When we spend too much time being ruled by our amygdala and our sympathetic nervous system, we remain locked in a negative outlook that perpetuates the triggering of stress hormones and clouds our perception of other people’s intentions. Meditation, as noted earlier, offers multiple health benefits. Among those benefits: It has been found to decrease gray matter in the amygdala and increase gray matter in the hippocampus
4
—which is especially helpful in chronically nervous or stressed people, because severe stressful experiences can decrease hippocampal mass by up to 25 percent, depending on the severity of the experience.
5

Table 2.
Psychological Antidotes to Common Emotional States

IF YOU’RE EXPERIENCING . . .

TRY FOCUSING YOUR MEDITATION ON . . .

Weakness, helplessness, pessimism

Strength, efficacy

Alarm, anxiety

Safety, security

Resentment, anger

Compassion for oneself and others

Frustration, disappointment

Satisfaction, fulfillment

Sadness, discontent, “blues”

Gladness, gratitude

Rejection, feeling unseen or left out

Attunement, inclusion

Inadequacy, shame

Recognition, acknowledgment

Abandonment, feeling unloved or unlovable

Friendship, love

Adapted from Rick Hanson, “Mindfulness in Clinical Practice,” paper delivered at the Northern California Psychiatric Society’s Integrative Psychiatry Conference, Berkeley, CA, Sept. 10, 2011.
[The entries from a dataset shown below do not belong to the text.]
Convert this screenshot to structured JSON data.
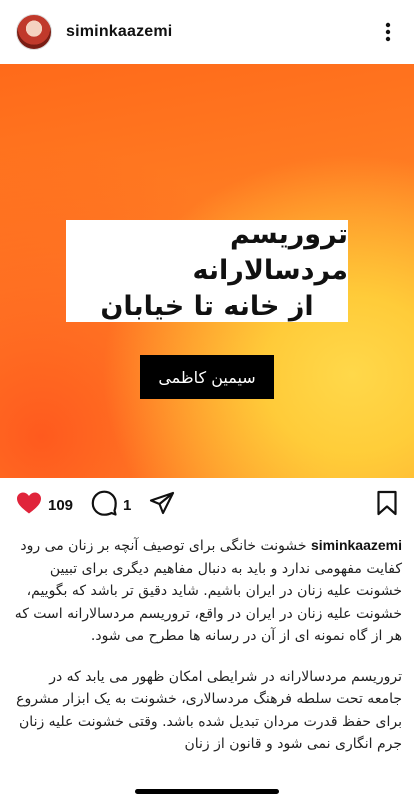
{
  "header": {
    "username": "siminkaazemi",
    "more_icon": "more-vertical-icon"
  },
  "post_image": {
    "title_line1": "تروریسم مردسالارانه",
    "title_line2": "از خانه تا خیابان",
    "author": "سیمین کاظمی"
  },
  "actions": {
    "likes": "109",
    "comments": "1",
    "icons": [
      "heart-icon",
      "comment-icon",
      "share-icon",
      "bookmark-icon"
    ],
    "heart_color": "#e0243b"
  },
  "caption": {
    "username": "siminkaazemi",
    "paragraph1_text": "خشونت خانگی برای توصیف آنچه بر زنان می رود کفایت مفهومی ندارد و باید به دنبال مفاهیم دیگری برای تبیین خشونت علیه زنان در ایران باشیم. شاید دقیق تر باشد که بگوییم، خشونت علیه زنان در ایران در واقع، تروریسم مردسالارانه است که هر از گاه نمونه ای از آن در رسانه ها مطرح می شود.",
    "paragraph2_text": "تروریسم مردسالارانه در شرایطی امکان ظهور می یابد که در جامعه تحت سلطه فرهنگ مردسالاری، خشونت به یک ابزار مشروع برای حفظ قدرت مردان تبدیل شده باشد. وقتی خشونت علیه زنان جرم انگاری نمی شود و قانون از زنان"
  }
}
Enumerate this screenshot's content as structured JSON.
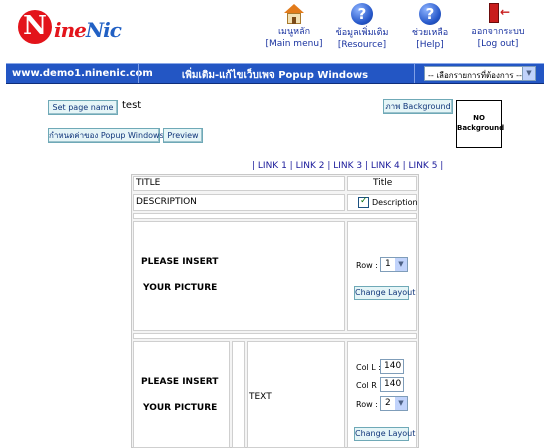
{
  "brand": {
    "logo_n": "N",
    "logo_rest_red": "ine",
    "logo_rest_blue": "Nic",
    "colors": {
      "red": "#e3141b",
      "blue": "#2160c4",
      "bar": "#2356c4"
    }
  },
  "nav": [
    {
      "icon": "home-icon",
      "thai": "เมนูหลัก",
      "eng": "[Main menu]"
    },
    {
      "icon": "resource-help-icon",
      "thai": "ข้อมูลเพิ่มเติม",
      "eng": "[Resource]"
    },
    {
      "icon": "help-icon",
      "thai": "ช่วยเหลือ",
      "eng": "[Help]"
    },
    {
      "icon": "logout-door-icon",
      "thai": "ออกจากระบบ",
      "eng": "[Log out]"
    }
  ],
  "bar": {
    "site": "www.demo1.ninenic.com",
    "title": "เพิ่มเติม-แก้ไขเว็บเพจ Popup Windows",
    "menu_select": "-- เลือกรายการที่ต้องการ --"
  },
  "controls": {
    "set_page_name": "Set page name",
    "page_name_value": "test",
    "set_popup": "กำหนดค่าของ Popup Windows",
    "preview": "Preview",
    "bg_button": "ภาพ Background",
    "no_bg_line1": "NO",
    "no_bg_line2": "Background"
  },
  "links": [
    "LINK 1",
    "LINK 2",
    "LINK 3",
    "LINK 4",
    "LINK 5"
  ],
  "layout": {
    "title_label": "TITLE",
    "title_value": "Title",
    "desc_label": "DESCRIPTION",
    "desc_checkbox": "Description",
    "desc_checked": true,
    "picture_line1": "PLEASE INSERT",
    "picture_line2": "YOUR PICTURE",
    "text_label": "TEXT",
    "row_label": "Row :",
    "row1_value": "1",
    "row2_value": "2",
    "col_l_label": "Col L :",
    "col_l_value": "140",
    "col_r_label": "Col R :",
    "col_r_value": "140",
    "change_layout": "Change Layout"
  }
}
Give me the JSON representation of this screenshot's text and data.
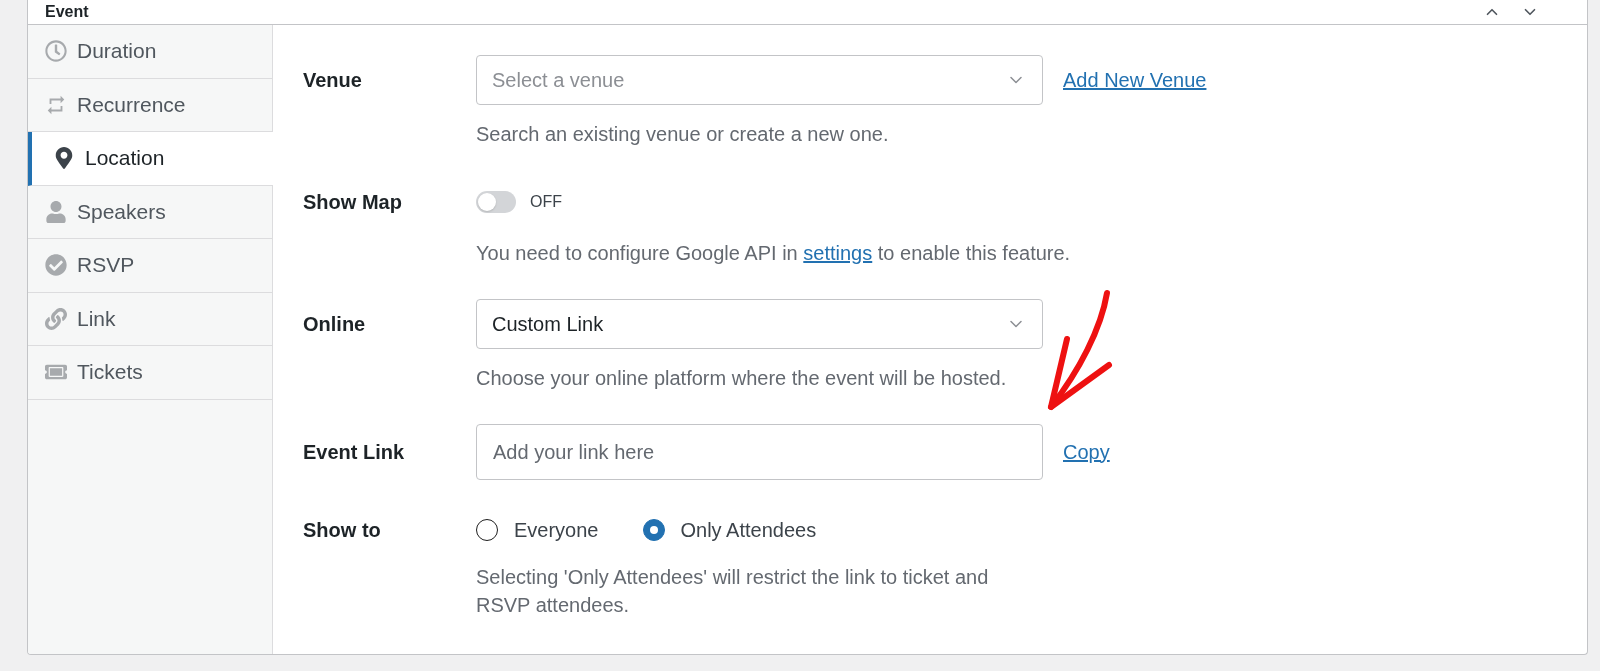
{
  "metabox": {
    "title": "Event"
  },
  "tabs": [
    {
      "label": "Duration",
      "selected": false
    },
    {
      "label": "Recurrence",
      "selected": false
    },
    {
      "label": "Location",
      "selected": true
    },
    {
      "label": "Speakers",
      "selected": false
    },
    {
      "label": "RSVP",
      "selected": false
    },
    {
      "label": "Link",
      "selected": false
    },
    {
      "label": "Tickets",
      "selected": false
    }
  ],
  "fields": [
    {
      "kind": "select",
      "label": "Venue",
      "placeholder": "Select a venue",
      "link": "Add New Venue",
      "description": [
        {
          "kind": "text",
          "text": "Search an existing venue or create a new one."
        }
      ]
    },
    {
      "kind": "toggle",
      "label": "Show Map",
      "on": false,
      "state_label": "OFF",
      "description": [
        {
          "kind": "text",
          "text": "You need to configure Google API in"
        },
        {
          "kind": "link",
          "text": "settings"
        },
        {
          "kind": "text",
          "text": "to enable this feature."
        }
      ]
    },
    {
      "kind": "select",
      "label": "Online",
      "value": "Custom Link",
      "description": [
        {
          "kind": "text",
          "text": "Choose your online platform where the event will be hosted."
        }
      ]
    },
    {
      "kind": "input",
      "label": "Event Link",
      "placeholder": "Add your link here",
      "link": "Copy"
    },
    {
      "kind": "radio",
      "label": "Show to",
      "options": [
        {
          "label": "Everyone",
          "selected": false
        },
        {
          "label": "Only Attendees",
          "selected": true
        }
      ],
      "description": [
        {
          "kind": "text",
          "text": "Selecting 'Only Attendees' will restrict the link to ticket and RSVP attendees."
        }
      ]
    }
  ]
}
Are you concerned that a more controlled approach to food and cooking might leave you feeling miserable? Researchers at the University of Chicago suggest just the opposite. They found that the psychic effects of taking this kind of control can actually make you happier.
6
The fact that you no longer have to struggle with yourself about what you
should
do—now that you’re automatically making the right choices—simplifies your life and makes you feel proud. We could call this the framework effect: Having an explicit program to hang on to and return to can quiet down the anxiety that extra choices provoke. I’ll provide plenty of tips and suggestions in chapter 5 to help make the transition to anti-inflammatory foods satisfying and simple, and I’ll offer meal plans and recipes in part 3.